By light microscopy, amyloid appears amorphous, eosinophilic, and hyaline. Characteristic staining qualities distinguish it from other glassy, pink substances. The Congo-red stain results in a brick-red staining reaction and apple-green birefringence, and amyloid stains metachromatically with crystal violet and methyl violet stains5. A study performed by Wenson et al revealed that nine out of nine cases of amyloidosis of the external ear stained positively with Congo red with birefringence (9/9)6. However, we believe that their Congo red image is negative not positive, and that the polarizing structures noted are the collagen bundles, not amyloid deposits. Another study by A. Fernandez-Flores concluded that eight out of ten cases of cutaneous amyloidosis were positive for Congo red but no images were shown7. In both studies, the cytokeratin immunohistochemical stain was positive in all cases examined.

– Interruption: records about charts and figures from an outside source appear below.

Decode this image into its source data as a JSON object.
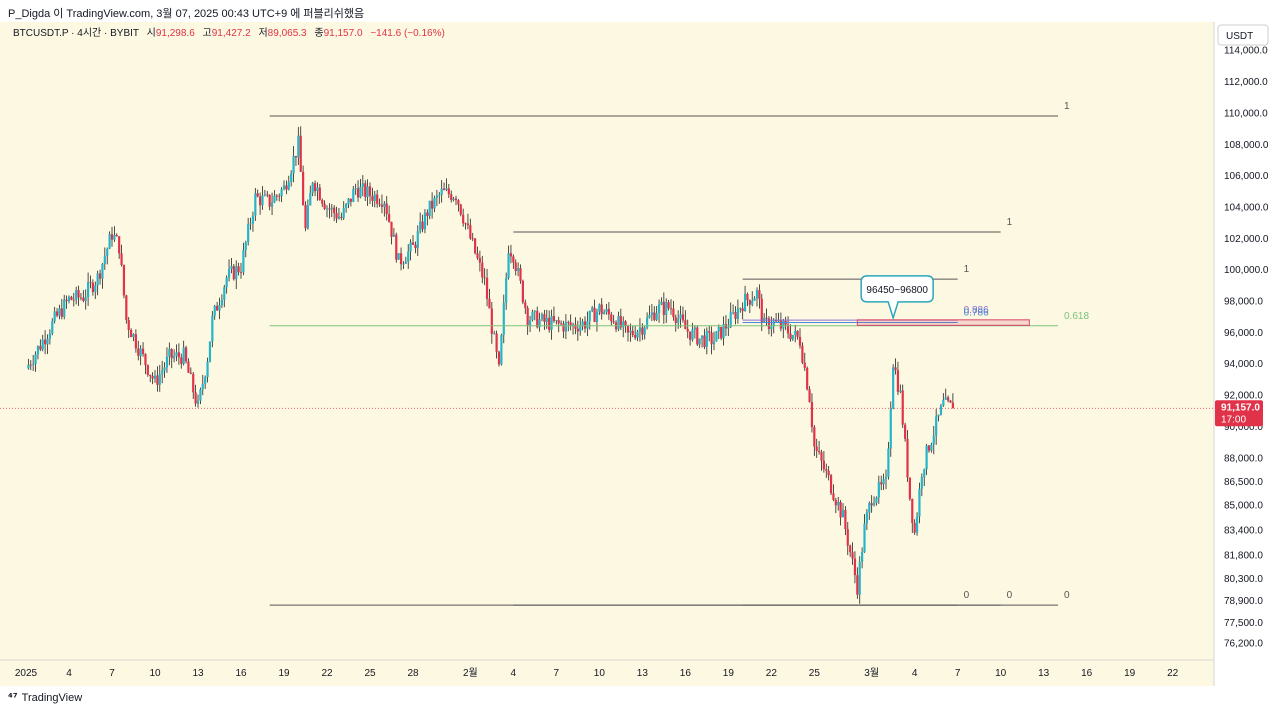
{
  "header": {
    "author_line": "P_Digda 이 TradingView.com, 3월 07, 2025 00:43 UTC+9 에 퍼블리쉬했음"
  },
  "legend": {
    "symbol": "BTCUSDT.P · 4시간 · BYBIT",
    "open_label": "시",
    "open": "91,298.6",
    "high_label": "고",
    "high": "91,427.2",
    "low_label": "저",
    "low": "89,065.3",
    "close_label": "종",
    "close": "91,157.0",
    "change": "−141.6 (−0.16%)"
  },
  "currency_button": "USDT",
  "price_badge": {
    "price": "91,157.0",
    "countdown": "17:00"
  },
  "callout": {
    "text": "96450~96800"
  },
  "footer": {
    "logo_text": "TradingView"
  },
  "colors": {
    "background": "#fdf8e1",
    "bull": "#26b4c8",
    "bear": "#e0334a",
    "wick": "#202020",
    "fib_line": "#555555",
    "level_618": "#7cc27c",
    "level_786": "#4a88d8",
    "level_886": "#8b6fd0",
    "zone": "#d9446a",
    "callout_border": "#2aa7bd",
    "price_line": "#e84c5a"
  },
  "chart_data": {
    "type": "candlestick",
    "symbol": "BTCUSDT.P",
    "interval": "4시간",
    "exchange": "BYBIT",
    "y_axis": {
      "range": [
        75100,
        115800
      ],
      "ticks": [
        "114,000.0",
        "112,000.0",
        "110,000.0",
        "108,000.0",
        "106,000.0",
        "104,000.0",
        "102,000.0",
        "100,000.0",
        "98,000.0",
        "96,000.0",
        "94,000.0",
        "92,000.0",
        "90,000.0",
        "88,000.0",
        "86,500.0",
        "85,000.0",
        "83,400.0",
        "81,800.0",
        "80,300.0",
        "78,900.0",
        "77,500.0",
        "76,200.0"
      ],
      "tick_values": [
        114000,
        112000,
        110000,
        108000,
        106000,
        104000,
        102000,
        100000,
        98000,
        96000,
        94000,
        92000,
        90000,
        88000,
        86500,
        85000,
        83400,
        81800,
        80300,
        78900,
        77500,
        76200
      ]
    },
    "x_axis": {
      "ticks": [
        {
          "label": "2025",
          "date": "2025-01-01"
        },
        {
          "label": "4",
          "date": "2025-01-04"
        },
        {
          "label": "7",
          "date": "2025-01-07"
        },
        {
          "label": "10",
          "date": "2025-01-10"
        },
        {
          "label": "13",
          "date": "2025-01-13"
        },
        {
          "label": "16",
          "date": "2025-01-16"
        },
        {
          "label": "19",
          "date": "2025-01-19"
        },
        {
          "label": "22",
          "date": "2025-01-22"
        },
        {
          "label": "25",
          "date": "2025-01-25"
        },
        {
          "label": "28",
          "date": "2025-01-28"
        },
        {
          "label": "2월",
          "date": "2025-02-01"
        },
        {
          "label": "4",
          "date": "2025-02-04"
        },
        {
          "label": "7",
          "date": "2025-02-07"
        },
        {
          "label": "10",
          "date": "2025-02-10"
        },
        {
          "label": "13",
          "date": "2025-02-13"
        },
        {
          "label": "16",
          "date": "2025-02-16"
        },
        {
          "label": "19",
          "date": "2025-02-19"
        },
        {
          "label": "22",
          "date": "2025-02-22"
        },
        {
          "label": "25",
          "date": "2025-02-25"
        },
        {
          "label": "3월",
          "date": "2025-03-01"
        },
        {
          "label": "4",
          "date": "2025-03-04"
        },
        {
          "label": "7",
          "date": "2025-03-07"
        },
        {
          "label": "10",
          "date": "2025-03-10"
        },
        {
          "label": "13",
          "date": "2025-03-13"
        },
        {
          "label": "16",
          "date": "2025-03-16"
        },
        {
          "label": "19",
          "date": "2025-03-19"
        },
        {
          "label": "22",
          "date": "2025-03-22"
        }
      ]
    },
    "price_path": [
      {
        "date": "2025-01-01T00:00",
        "price": 93700
      },
      {
        "date": "2025-01-02T00:00",
        "price": 95200
      },
      {
        "date": "2025-01-03T00:00",
        "price": 96800
      },
      {
        "date": "2025-01-04T00:00",
        "price": 98100
      },
      {
        "date": "2025-01-05T00:00",
        "price": 98300
      },
      {
        "date": "2025-01-06T00:00",
        "price": 99500
      },
      {
        "date": "2025-01-07T00:00",
        "price": 102300
      },
      {
        "date": "2025-01-07T12:00",
        "price": 101500
      },
      {
        "date": "2025-01-08T00:00",
        "price": 96800
      },
      {
        "date": "2025-01-09T00:00",
        "price": 94700
      },
      {
        "date": "2025-01-10T00:00",
        "price": 92800
      },
      {
        "date": "2025-01-11T00:00",
        "price": 94400
      },
      {
        "date": "2025-01-12T00:00",
        "price": 94500
      },
      {
        "date": "2025-01-13T00:00",
        "price": 91200
      },
      {
        "date": "2025-01-13T16:00",
        "price": 94400
      },
      {
        "date": "2025-01-14T00:00",
        "price": 96800
      },
      {
        "date": "2025-01-15T00:00",
        "price": 99500
      },
      {
        "date": "2025-01-16T00:00",
        "price": 100200
      },
      {
        "date": "2025-01-17T00:00",
        "price": 104600
      },
      {
        "date": "2025-01-18T00:00",
        "price": 104300
      },
      {
        "date": "2025-01-19T00:00",
        "price": 105200
      },
      {
        "date": "2025-01-20T00:00",
        "price": 108000
      },
      {
        "date": "2025-01-20T12:00",
        "price": 102500
      },
      {
        "date": "2025-01-21T00:00",
        "price": 105800
      },
      {
        "date": "2025-01-22T00:00",
        "price": 104000
      },
      {
        "date": "2025-01-23T00:00",
        "price": 103300
      },
      {
        "date": "2025-01-24T00:00",
        "price": 105200
      },
      {
        "date": "2025-01-25T00:00",
        "price": 104800
      },
      {
        "date": "2025-01-26T00:00",
        "price": 104500
      },
      {
        "date": "2025-01-27T00:00",
        "price": 100500
      },
      {
        "date": "2025-01-28T00:00",
        "price": 101400
      },
      {
        "date": "2025-01-29T00:00",
        "price": 103700
      },
      {
        "date": "2025-01-30T00:00",
        "price": 104900
      },
      {
        "date": "2025-01-31T00:00",
        "price": 104800
      },
      {
        "date": "2025-02-01T00:00",
        "price": 102000
      },
      {
        "date": "2025-02-02T00:00",
        "price": 99200
      },
      {
        "date": "2025-02-03T00:00",
        "price": 93500
      },
      {
        "date": "2025-02-03T16:00",
        "price": 101500
      },
      {
        "date": "2025-02-04T00:00",
        "price": 101000
      },
      {
        "date": "2025-02-05T00:00",
        "price": 97000
      },
      {
        "date": "2025-02-06T00:00",
        "price": 96700
      },
      {
        "date": "2025-02-07T00:00",
        "price": 96500
      },
      {
        "date": "2025-02-08T00:00",
        "price": 96400
      },
      {
        "date": "2025-02-09T00:00",
        "price": 96600
      },
      {
        "date": "2025-02-10T00:00",
        "price": 97500
      },
      {
        "date": "2025-02-11T00:00",
        "price": 96900
      },
      {
        "date": "2025-02-12T00:00",
        "price": 95800
      },
      {
        "date": "2025-02-13T00:00",
        "price": 96400
      },
      {
        "date": "2025-02-14T00:00",
        "price": 97500
      },
      {
        "date": "2025-02-15T00:00",
        "price": 97600
      },
      {
        "date": "2025-02-16T00:00",
        "price": 96200
      },
      {
        "date": "2025-02-17T00:00",
        "price": 95600
      },
      {
        "date": "2025-02-18T00:00",
        "price": 95500
      },
      {
        "date": "2025-02-19T00:00",
        "price": 96600
      },
      {
        "date": "2025-02-20T00:00",
        "price": 97900
      },
      {
        "date": "2025-02-21T00:00",
        "price": 98500
      },
      {
        "date": "2025-02-21T12:00",
        "price": 96400
      },
      {
        "date": "2025-02-22T00:00",
        "price": 96700
      },
      {
        "date": "2025-02-23T00:00",
        "price": 96200
      },
      {
        "date": "2025-02-24T00:00",
        "price": 95500
      },
      {
        "date": "2025-02-24T16:00",
        "price": 91900
      },
      {
        "date": "2025-02-25T00:00",
        "price": 88700
      },
      {
        "date": "2025-02-26T00:00",
        "price": 86600
      },
      {
        "date": "2025-02-27T00:00",
        "price": 84200
      },
      {
        "date": "2025-02-28T00:00",
        "price": 79800
      },
      {
        "date": "2025-02-28T12:00",
        "price": 83500
      },
      {
        "date": "2025-03-01T00:00",
        "price": 85500
      },
      {
        "date": "2025-03-02T00:00",
        "price": 86300
      },
      {
        "date": "2025-03-02T12:00",
        "price": 94200
      },
      {
        "date": "2025-03-03T00:00",
        "price": 92000
      },
      {
        "date": "2025-03-03T16:00",
        "price": 85500
      },
      {
        "date": "2025-03-04T00:00",
        "price": 83200
      },
      {
        "date": "2025-03-04T12:00",
        "price": 87200
      },
      {
        "date": "2025-03-05T00:00",
        "price": 88800
      },
      {
        "date": "2025-03-06T00:00",
        "price": 91400
      },
      {
        "date": "2025-03-06T16:00",
        "price": 91157
      }
    ],
    "fib_drawings": [
      {
        "levels": [
          {
            "label": "1",
            "price": 109800
          },
          {
            "label": "0.618",
            "price": 96420
          },
          {
            "label": "0",
            "price": 78600
          }
        ],
        "from_date": "2025-01-18",
        "to_date": "2025-03-14"
      },
      {
        "levels": [
          {
            "label": "1",
            "price": 102400
          },
          {
            "label": "0",
            "price": 78600
          }
        ],
        "from_date": "2025-02-04",
        "to_date": "2025-03-10"
      },
      {
        "levels": [
          {
            "label": "1",
            "price": 99400
          },
          {
            "label": "0.886",
            "price": 96780
          },
          {
            "label": "0.786",
            "price": 96630
          },
          {
            "label": "0",
            "price": 78600
          }
        ],
        "from_date": "2025-02-20",
        "to_date": "2025-03-07"
      }
    ],
    "zone": {
      "label": "96450~96800",
      "low": 96450,
      "high": 96800
    },
    "last_price": 91157.0
  }
}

We and other dermatopathologists have observed that Congo red is negative in cutaneous derived amyloidosis, but no studies have been performed to confirm this observation. In our study, we examined 19 cases of cutaneous amyloidosis, and the majoriry stained negative for Congo red with the positive control stain on the same slide. Cytokeratin 5/6, a high molecular weight cytokeratin, was positive in all cases examined.
In conclusion, cutaneous amyloidosis (macular and lichen types) stains negative for Congo red, and positive for high molecular weight cytokeratin. This finding will be valuable for general pathologist as negative Congo red staining does not exclude macular or lichen amyloidosis. High molecular weight cytokeratin immunohistochemical staining must be performed to confirm this diagnosis.